●Causative agent – Genital herpes simplex is a common sexually transmitted virus infection that is found worldwide. Most of these genital infections are caused by herpes simplex virus-2 (HSV-2), but herpes simplex virus-1 (HSV-1) also produces a clinically similar disease, and the incidence of HSV-1 genital disease is increasing.
●First episode – For almost all patients experiencing a first episode of genital HSV, we recommend antiviral therapy (Grade 1B). Antiviral therapy decreases the duration and severity of disease by days to weeks with minimal adverse drug effects and reduces the development of new lesions. Ideally, treatment should be started within 72 hours of lesion appearance.
•Most patients can be treated with oral therapy. We prefer oral valacyclovir (1000 mg twice daily for 7 to 10 days) rather than oral acyclovir or famciclovir. All three of these agents appear to have similar efficacy, and the margins of safety and tolerability are excellent; however, valacyclovir is dosed less frequently.
•Parenteral therapy should be reserved for patients with severe clinical manifestations/complications (eg, sacral nerve involvement leading to urinary retention, hepatitis, meningitis). The ultimate dose of intravenous acyclovir and the specific duration of therapy should be individually tailored to the specific clinical setting.

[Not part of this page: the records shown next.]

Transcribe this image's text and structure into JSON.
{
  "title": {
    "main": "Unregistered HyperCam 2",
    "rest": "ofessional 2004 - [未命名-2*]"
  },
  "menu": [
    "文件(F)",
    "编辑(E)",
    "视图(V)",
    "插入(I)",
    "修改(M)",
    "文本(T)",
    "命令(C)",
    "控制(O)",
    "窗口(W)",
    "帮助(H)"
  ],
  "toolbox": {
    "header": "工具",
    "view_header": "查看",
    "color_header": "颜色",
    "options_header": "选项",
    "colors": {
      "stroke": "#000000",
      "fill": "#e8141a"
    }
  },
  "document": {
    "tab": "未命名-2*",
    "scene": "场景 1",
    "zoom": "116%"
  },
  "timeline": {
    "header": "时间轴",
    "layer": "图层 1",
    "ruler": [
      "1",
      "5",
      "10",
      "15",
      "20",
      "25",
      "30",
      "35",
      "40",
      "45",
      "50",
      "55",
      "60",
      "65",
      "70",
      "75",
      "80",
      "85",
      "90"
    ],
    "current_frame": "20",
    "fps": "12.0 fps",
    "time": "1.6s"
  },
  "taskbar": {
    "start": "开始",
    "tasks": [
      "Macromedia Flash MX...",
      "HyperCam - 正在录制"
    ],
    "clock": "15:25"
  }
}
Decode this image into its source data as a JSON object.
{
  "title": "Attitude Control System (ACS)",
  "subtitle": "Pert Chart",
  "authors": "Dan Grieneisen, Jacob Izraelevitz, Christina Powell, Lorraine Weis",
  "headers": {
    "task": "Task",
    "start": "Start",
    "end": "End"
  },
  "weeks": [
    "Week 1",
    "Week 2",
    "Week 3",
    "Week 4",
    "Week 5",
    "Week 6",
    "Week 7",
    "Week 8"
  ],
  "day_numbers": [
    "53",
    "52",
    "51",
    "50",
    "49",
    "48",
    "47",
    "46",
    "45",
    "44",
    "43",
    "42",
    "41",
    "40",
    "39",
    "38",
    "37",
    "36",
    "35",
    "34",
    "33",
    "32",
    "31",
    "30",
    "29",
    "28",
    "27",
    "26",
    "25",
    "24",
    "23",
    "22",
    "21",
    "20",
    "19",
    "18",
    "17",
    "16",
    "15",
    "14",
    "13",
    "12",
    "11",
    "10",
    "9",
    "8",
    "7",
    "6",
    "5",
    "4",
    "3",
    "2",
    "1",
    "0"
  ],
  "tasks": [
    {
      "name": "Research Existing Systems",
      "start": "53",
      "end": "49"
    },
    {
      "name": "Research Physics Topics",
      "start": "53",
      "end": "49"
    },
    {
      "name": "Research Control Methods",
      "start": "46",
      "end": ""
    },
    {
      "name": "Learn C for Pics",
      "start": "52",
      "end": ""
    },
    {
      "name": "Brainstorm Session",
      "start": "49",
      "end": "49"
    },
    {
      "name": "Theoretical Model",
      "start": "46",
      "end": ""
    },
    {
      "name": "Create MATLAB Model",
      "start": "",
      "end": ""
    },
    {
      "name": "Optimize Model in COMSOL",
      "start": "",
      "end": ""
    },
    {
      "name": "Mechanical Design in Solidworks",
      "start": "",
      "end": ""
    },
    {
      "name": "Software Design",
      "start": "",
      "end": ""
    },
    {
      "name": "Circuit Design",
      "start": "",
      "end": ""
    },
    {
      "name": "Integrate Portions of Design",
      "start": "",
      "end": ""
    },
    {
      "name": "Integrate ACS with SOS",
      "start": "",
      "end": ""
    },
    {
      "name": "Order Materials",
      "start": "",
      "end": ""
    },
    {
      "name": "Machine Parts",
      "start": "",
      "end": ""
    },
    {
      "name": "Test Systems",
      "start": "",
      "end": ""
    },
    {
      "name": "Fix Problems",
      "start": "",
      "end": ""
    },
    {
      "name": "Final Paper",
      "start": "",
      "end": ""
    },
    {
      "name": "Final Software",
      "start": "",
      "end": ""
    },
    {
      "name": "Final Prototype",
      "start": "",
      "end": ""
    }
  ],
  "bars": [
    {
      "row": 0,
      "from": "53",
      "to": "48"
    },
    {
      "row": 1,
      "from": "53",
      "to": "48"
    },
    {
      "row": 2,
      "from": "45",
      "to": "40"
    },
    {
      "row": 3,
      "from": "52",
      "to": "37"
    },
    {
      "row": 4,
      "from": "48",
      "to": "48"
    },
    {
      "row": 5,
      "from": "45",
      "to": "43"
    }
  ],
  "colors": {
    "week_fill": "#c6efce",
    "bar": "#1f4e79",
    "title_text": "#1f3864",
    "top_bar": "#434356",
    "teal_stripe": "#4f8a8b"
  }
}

●Recurrent infection – The approach to treatment for recurrent genital infection must be determined on a case-by-case basis since patient preference should be strongly factored into this decision.
•Suppressive therapy – In general, we suggest chronic suppressive therapy (eg, daily valacyclovir) for the following groups (Grade 2B):
–Those with severe or frequent (eg, six or more per year) recurrences
–Immunocompetent patients who want to reduce the risk of HSV transmission to an uninfected sexual partner
•Episodic therapy – Patients with less severe or frequent recurrences and those who are not sexually active may reasonably prefer episodic therapy (antiviral therapy for individual outbreaks started at the very first sign of prodromal symptoms) or no therapy at all.

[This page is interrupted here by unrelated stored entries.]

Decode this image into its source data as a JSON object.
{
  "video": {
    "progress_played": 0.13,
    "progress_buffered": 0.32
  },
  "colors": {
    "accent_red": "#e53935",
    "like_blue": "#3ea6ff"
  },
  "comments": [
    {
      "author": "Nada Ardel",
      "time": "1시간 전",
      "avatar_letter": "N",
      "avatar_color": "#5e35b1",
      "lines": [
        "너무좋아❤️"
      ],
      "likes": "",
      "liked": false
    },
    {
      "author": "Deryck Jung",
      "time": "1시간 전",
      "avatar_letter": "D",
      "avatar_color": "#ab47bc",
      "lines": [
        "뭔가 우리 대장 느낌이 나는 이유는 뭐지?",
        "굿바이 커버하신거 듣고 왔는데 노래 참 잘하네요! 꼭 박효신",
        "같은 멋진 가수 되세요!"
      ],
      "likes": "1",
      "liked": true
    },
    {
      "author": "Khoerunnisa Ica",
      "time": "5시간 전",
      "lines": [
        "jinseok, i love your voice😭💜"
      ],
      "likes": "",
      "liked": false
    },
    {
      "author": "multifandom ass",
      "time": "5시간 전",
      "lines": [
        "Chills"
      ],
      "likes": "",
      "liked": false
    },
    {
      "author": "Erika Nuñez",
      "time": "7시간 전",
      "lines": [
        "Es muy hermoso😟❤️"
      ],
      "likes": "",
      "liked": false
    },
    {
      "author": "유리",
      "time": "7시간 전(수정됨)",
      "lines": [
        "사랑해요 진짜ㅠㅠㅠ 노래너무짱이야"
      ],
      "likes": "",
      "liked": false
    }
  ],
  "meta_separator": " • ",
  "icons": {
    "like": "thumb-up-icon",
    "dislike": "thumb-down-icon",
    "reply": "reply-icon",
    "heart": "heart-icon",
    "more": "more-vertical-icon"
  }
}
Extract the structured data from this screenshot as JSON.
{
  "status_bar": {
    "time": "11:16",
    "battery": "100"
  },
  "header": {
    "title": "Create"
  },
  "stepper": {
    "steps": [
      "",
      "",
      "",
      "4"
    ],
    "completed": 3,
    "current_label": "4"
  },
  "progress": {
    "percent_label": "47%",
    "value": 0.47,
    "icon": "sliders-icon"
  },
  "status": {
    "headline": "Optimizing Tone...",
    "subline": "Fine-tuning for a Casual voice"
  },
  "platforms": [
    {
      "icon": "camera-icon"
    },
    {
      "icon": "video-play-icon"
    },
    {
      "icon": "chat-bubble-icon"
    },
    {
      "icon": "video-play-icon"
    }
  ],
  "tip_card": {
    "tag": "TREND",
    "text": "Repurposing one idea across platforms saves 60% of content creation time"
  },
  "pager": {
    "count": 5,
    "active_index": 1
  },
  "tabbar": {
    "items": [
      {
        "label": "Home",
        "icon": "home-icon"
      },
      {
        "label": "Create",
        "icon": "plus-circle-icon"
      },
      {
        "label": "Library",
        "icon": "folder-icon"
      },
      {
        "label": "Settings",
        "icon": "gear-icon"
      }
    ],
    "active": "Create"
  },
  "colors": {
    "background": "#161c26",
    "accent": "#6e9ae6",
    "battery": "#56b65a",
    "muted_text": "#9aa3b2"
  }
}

●No role for topical therapy – There is no role for topical antiviral therapy in the treatment of genital herpes since topical therapy is only of marginal benefit, and there does not appear to be any advantage of adding topical therapy to oral agents.
●Considerations for persons with HIV – Patients with HIV may have prolonged or severe episodes of genital herpes and are at greater risk for developing drug-resistant HSV compared with immunocompetent hosts. The treatment of genital herpes in patients with HIV is reviewed in detail elsewhere.